Cotidiano

Svetlana Alexievich: "A Humanidade não estava pronta"

PARATY – As fortes histórias presentes nos livros da bielorrussa Svetlana Alexievich foram trazidas para a Festa Literária Internacional de Paraty (Flip) pela própria autora, no início da noite deste sábado, para uma Tenda dos Autores lotada. O impacto foi percebido pelo silêncio e certo desconforto do público ao ouvir a autora narrando algumas das histórias que ela coletou para seus trabalhos.

Curador da Flip, Paulo Werneck abriu a mesa fazendo uma homenagem a Boris Schnaiderman, reconhecidíssimo tradutor do russo para o português, que morreu em maio, aos 99 anos. Na sequência, coube ao jornalista Paulo Roberto Pires a tarefa de conduzir a conversa com a bielorrussa. Ele lembrou do caráter único de sua obra dentre os 114 vencedores do Nobel de Literatura. Laureada em 2015, Svetlana se tornou célebre por seus relatos de tragédias, narrados a partir das histórias de sobreviventes, testemunhas ou vítimas. No Brasil, dois de seus livros foram editados este ano: “Vozes de Tchernóbil” e “A guerra não tem rosto de mulher?” (ambas pela Companhia das Letras).

Ela explicou a origem de seu desejo por fazer a literatura que faz.

– Fui criada num aldeia na Bielorrússia em que só viviam mulheres, porque após a guerra não sobreviveram homens. Me lembro de ouvir nas ruas as conversas daquelas mulheres, elas contavam como haviam se despedido de seus maridos. Isso era muito forte e me marcou pelo resto da vida – disse.

Svetlana lembrou, então, que estudou e trabalhou como jornalista, mas diferencia sua escrita do que sai nos jornais, para ela fontes de “informações mais banais e superficiais”. Ela diz não fazer entrevistas. Seu método, explicou, é buscar ouvir verdadeiramente as pessoas.

Paulo Roberto Pires quis saber, então, como ela consegue a confiança de seus interlocutores para alcançar relatos tão íntimos como os que estão em seus livros.

– Eu sempre valorizo essa entonação de amizade que estou usando aqui. Não me importa ter recebido prêmios. Converso sobre a vida normalmente – afirmou.

O tema das tragédias ambientais foi introduzido na mesa com a lembrança de que Paraty fica próxima a uma usina nuclear, como a Tchernóbil que inspirou um dos livros mais célebres de Svetlana. A escritora contou que foi à usina pouco depois da tragédia, em 1986.
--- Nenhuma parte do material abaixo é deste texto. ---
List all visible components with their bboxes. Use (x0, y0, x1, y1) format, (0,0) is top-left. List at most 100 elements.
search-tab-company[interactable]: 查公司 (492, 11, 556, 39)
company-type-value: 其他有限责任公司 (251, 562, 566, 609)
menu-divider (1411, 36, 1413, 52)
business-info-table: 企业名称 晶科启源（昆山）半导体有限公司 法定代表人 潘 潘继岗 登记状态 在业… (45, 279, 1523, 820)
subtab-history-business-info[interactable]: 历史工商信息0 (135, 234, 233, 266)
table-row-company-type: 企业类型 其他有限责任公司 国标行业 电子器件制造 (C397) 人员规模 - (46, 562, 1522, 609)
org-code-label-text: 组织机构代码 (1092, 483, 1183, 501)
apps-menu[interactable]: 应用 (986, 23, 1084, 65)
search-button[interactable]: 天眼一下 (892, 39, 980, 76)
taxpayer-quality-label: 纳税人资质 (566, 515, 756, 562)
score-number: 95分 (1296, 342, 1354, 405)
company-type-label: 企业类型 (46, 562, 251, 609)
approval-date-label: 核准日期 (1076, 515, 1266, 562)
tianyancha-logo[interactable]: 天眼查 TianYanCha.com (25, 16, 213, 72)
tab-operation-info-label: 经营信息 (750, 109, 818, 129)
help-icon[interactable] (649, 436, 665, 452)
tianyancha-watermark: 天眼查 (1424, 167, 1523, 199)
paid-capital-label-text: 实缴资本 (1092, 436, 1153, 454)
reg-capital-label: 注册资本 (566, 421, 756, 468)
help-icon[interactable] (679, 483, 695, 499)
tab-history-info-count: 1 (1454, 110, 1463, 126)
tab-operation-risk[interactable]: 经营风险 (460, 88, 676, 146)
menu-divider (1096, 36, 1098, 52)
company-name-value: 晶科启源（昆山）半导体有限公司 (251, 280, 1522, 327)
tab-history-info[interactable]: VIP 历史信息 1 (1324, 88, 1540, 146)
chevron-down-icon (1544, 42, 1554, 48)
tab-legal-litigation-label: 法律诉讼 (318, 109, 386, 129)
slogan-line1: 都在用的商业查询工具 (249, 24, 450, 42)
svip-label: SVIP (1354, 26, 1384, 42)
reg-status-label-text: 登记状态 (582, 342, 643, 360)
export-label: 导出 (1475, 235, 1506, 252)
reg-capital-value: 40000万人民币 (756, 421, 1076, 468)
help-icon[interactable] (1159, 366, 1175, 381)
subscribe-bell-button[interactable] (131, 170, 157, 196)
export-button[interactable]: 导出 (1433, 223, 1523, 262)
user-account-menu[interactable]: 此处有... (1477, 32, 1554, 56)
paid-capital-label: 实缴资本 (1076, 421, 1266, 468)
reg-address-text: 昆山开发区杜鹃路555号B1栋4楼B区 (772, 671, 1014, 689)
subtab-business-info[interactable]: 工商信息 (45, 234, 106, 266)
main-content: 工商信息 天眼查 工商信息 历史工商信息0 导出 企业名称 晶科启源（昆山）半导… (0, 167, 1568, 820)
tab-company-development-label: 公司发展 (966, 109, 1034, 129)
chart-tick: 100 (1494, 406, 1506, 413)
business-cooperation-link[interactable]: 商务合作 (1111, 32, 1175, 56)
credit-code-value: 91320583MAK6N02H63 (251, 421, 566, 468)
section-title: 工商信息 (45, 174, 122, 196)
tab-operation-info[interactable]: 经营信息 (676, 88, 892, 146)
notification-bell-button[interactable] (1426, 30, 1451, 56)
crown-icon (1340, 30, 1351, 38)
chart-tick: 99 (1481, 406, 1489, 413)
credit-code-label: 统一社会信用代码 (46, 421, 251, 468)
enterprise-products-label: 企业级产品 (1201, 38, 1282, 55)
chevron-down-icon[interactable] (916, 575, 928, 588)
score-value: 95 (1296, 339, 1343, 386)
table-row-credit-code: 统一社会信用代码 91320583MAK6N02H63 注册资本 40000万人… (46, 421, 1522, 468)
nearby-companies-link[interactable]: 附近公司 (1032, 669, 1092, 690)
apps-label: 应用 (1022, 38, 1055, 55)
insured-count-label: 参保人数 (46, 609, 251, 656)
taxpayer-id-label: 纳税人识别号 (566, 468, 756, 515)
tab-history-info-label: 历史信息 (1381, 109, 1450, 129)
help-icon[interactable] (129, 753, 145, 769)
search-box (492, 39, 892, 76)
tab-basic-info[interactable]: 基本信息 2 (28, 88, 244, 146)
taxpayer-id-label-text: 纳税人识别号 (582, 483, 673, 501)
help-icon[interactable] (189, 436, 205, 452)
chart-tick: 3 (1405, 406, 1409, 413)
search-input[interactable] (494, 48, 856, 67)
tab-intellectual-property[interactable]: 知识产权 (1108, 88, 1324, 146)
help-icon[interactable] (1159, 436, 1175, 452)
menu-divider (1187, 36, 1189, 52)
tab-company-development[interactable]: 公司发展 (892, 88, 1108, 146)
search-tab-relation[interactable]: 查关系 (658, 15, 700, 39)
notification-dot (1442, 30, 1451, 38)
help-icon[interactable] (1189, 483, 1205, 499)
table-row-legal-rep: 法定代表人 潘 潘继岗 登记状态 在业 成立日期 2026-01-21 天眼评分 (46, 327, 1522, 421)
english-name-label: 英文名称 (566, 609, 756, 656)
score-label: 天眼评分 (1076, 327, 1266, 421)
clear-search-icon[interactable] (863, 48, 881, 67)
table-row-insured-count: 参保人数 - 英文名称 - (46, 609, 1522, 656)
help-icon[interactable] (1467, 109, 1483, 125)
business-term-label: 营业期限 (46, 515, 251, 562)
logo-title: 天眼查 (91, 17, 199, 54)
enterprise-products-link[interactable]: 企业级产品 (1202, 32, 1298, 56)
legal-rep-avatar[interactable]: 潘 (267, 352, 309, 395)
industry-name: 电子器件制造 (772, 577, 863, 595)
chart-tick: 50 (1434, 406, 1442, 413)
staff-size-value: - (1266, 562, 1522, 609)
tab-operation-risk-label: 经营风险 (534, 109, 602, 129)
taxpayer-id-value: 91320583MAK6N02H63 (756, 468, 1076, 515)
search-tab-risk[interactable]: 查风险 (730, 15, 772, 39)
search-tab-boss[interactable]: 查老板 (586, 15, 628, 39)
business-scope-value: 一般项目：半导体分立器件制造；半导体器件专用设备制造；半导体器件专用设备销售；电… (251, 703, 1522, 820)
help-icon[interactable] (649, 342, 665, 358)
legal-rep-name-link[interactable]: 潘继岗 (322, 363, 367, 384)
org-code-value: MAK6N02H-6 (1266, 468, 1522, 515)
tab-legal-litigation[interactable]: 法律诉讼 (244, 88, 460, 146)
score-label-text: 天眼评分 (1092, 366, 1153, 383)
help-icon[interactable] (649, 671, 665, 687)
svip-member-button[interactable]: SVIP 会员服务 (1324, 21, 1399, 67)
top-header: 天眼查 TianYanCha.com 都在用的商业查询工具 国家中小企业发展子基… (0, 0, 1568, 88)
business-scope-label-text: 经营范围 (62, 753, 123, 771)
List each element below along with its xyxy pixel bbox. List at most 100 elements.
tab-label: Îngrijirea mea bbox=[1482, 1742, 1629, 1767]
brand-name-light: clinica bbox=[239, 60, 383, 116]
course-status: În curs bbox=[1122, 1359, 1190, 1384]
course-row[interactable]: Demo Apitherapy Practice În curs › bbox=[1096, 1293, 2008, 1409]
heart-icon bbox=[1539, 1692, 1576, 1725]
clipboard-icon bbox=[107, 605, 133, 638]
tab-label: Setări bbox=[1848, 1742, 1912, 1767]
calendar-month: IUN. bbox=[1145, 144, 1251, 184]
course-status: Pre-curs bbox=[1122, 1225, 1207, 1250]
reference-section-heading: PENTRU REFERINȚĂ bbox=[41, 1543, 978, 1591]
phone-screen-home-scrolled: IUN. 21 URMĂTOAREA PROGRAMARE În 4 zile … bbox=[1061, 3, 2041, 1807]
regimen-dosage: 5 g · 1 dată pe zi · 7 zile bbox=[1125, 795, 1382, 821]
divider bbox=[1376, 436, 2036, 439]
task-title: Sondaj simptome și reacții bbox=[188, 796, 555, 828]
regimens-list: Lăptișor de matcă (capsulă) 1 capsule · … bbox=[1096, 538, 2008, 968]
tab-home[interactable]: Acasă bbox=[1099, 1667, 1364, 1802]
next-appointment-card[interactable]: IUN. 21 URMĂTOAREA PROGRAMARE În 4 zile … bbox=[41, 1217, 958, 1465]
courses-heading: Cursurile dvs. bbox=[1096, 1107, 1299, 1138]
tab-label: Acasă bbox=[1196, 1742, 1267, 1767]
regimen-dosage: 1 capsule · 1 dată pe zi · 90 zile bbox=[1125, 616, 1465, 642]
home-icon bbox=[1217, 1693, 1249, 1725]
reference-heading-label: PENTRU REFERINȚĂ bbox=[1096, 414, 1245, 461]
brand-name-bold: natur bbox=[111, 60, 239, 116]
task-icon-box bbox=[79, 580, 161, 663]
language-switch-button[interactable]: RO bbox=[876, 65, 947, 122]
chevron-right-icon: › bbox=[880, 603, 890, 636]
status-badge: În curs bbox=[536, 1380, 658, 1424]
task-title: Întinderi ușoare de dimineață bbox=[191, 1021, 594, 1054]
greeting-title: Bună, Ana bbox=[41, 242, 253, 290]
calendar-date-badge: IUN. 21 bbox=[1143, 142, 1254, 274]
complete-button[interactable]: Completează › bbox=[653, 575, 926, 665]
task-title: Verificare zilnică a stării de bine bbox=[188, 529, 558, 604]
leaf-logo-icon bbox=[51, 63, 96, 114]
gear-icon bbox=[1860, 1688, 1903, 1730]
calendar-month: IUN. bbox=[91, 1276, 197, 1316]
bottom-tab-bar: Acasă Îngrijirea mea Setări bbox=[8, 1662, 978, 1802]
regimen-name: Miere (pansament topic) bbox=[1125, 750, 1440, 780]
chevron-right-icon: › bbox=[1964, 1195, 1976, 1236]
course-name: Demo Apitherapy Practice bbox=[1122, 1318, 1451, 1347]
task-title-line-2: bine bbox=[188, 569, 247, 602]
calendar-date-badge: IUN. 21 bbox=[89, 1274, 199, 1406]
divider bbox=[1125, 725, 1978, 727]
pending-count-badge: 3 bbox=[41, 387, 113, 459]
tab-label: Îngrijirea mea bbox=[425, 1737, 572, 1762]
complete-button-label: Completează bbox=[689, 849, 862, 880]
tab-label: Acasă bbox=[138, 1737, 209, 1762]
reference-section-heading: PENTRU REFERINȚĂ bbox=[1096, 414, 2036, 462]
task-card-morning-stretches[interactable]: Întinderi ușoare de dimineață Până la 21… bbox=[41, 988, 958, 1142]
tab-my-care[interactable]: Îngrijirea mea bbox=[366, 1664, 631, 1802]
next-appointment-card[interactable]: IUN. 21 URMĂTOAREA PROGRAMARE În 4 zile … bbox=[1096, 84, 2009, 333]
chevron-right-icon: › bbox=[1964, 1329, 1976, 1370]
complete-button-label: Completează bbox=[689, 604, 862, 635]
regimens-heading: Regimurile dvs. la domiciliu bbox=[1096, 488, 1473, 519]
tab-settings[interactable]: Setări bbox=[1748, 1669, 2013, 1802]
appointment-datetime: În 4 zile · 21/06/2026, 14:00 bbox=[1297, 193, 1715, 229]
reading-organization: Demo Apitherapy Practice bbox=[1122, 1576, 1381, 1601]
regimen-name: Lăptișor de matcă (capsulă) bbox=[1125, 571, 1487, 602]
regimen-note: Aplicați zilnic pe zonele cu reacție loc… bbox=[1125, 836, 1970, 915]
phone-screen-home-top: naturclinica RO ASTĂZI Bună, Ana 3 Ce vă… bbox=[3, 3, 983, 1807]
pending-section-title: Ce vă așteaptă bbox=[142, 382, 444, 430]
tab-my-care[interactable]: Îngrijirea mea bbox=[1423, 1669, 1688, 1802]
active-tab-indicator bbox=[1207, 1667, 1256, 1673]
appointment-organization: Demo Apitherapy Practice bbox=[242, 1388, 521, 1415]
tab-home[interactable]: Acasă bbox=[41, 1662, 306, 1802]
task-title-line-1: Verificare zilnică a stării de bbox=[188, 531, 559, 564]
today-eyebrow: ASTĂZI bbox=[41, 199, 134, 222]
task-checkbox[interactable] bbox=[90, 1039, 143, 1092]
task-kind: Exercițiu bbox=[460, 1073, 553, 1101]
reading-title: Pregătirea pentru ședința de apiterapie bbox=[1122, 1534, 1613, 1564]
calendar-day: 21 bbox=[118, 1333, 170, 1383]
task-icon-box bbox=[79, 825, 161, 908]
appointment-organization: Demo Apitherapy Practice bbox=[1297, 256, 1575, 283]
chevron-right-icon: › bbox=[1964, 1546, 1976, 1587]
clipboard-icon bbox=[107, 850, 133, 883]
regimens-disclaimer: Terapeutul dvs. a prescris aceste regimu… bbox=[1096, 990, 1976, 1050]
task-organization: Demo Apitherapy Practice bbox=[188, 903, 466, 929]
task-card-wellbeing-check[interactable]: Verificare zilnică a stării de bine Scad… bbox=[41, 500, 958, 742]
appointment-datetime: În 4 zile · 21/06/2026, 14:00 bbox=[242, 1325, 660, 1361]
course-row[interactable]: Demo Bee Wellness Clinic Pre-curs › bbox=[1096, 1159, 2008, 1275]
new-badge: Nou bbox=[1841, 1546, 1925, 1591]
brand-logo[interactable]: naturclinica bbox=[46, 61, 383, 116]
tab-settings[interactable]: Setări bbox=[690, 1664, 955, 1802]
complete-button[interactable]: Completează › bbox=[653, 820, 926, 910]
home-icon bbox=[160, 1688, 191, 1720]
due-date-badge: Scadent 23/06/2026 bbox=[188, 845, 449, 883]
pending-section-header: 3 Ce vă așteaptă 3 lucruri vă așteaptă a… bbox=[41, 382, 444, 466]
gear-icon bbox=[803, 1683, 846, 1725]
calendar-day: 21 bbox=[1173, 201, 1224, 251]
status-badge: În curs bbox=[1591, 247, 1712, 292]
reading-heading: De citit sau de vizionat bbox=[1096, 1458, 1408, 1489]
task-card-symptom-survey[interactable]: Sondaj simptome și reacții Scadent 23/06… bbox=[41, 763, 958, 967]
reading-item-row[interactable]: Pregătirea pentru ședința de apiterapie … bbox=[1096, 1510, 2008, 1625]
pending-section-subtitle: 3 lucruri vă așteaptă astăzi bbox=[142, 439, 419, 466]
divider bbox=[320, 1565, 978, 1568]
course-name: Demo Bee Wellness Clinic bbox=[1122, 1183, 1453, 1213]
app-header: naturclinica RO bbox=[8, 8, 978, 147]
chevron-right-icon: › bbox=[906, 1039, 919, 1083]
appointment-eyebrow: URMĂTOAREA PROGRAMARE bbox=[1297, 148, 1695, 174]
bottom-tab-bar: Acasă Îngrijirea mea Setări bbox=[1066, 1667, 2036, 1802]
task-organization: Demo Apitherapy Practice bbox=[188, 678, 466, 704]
– Eu queria ver aquele tipo de desastre novo. Um taxista me contou que os pássaros perderam a orientação e batiam nas janelas dos carros. Eu descobri que as folhas das árvores foram queimadas pela explosão, e os restos foram enterrados fora da cidade – disse. – A Humanidade não estava pronta para o que aconteceu.

Desgastada pelo sofrimento de tanta violência e barbaridade que já encontrou, Svetlana afirmou que nunca mais vai escrever um livro sobre guerra. Seu novo projeto, já em andamento, será sobre a única cura possível para a vida, segundo a escritora: o amor.

– Nem fui para Chechênia porque acho que não aguentaria mais ver homens mortos por outros homens. Acho que eu já disse tudo que queria dizer sobre guerra – disse Svetlana, que lembrou a história de uma personagem que cuidou de seu marido, já quase em estado vegetativo, até o fim da vida – Se não abordasse o amor ali, acho que ninguém conseguiria ler um parágrafo do livro. Essas heroínas do meu livro amavam muito e tinham forças surreais, elas foram acima de todas expectativas que eu tinha de literatura antes.

Além do amor, a escritora também destacou o peculiar humor russo, baseado em muito sarcasmo, mesmo em momentos de crise. Esse humor, para ela, seria resultado de uma cultura bélica inerente ao povo.

— Para sobreviver, o russo tem que lutar — disse Svetlana.

Apesar de ter sofrido com a censura estatal, e ter morado fora de seu país por anos devido à perseguição política, a bielorrussa falou, porém, que em muitos momentos a relação com o poder é mais fácil que a relação com o povo. Ela citou o presidente russo, Vladimir Putin, e o presidente bielorrusso, Alexander Lukashenko.

– Quando um Putin discursa, quando um Lukashenko, nosso ditador bielorrusso, discursa, muita gente ouve. Já quando nós falamos poucos ouvem — contou.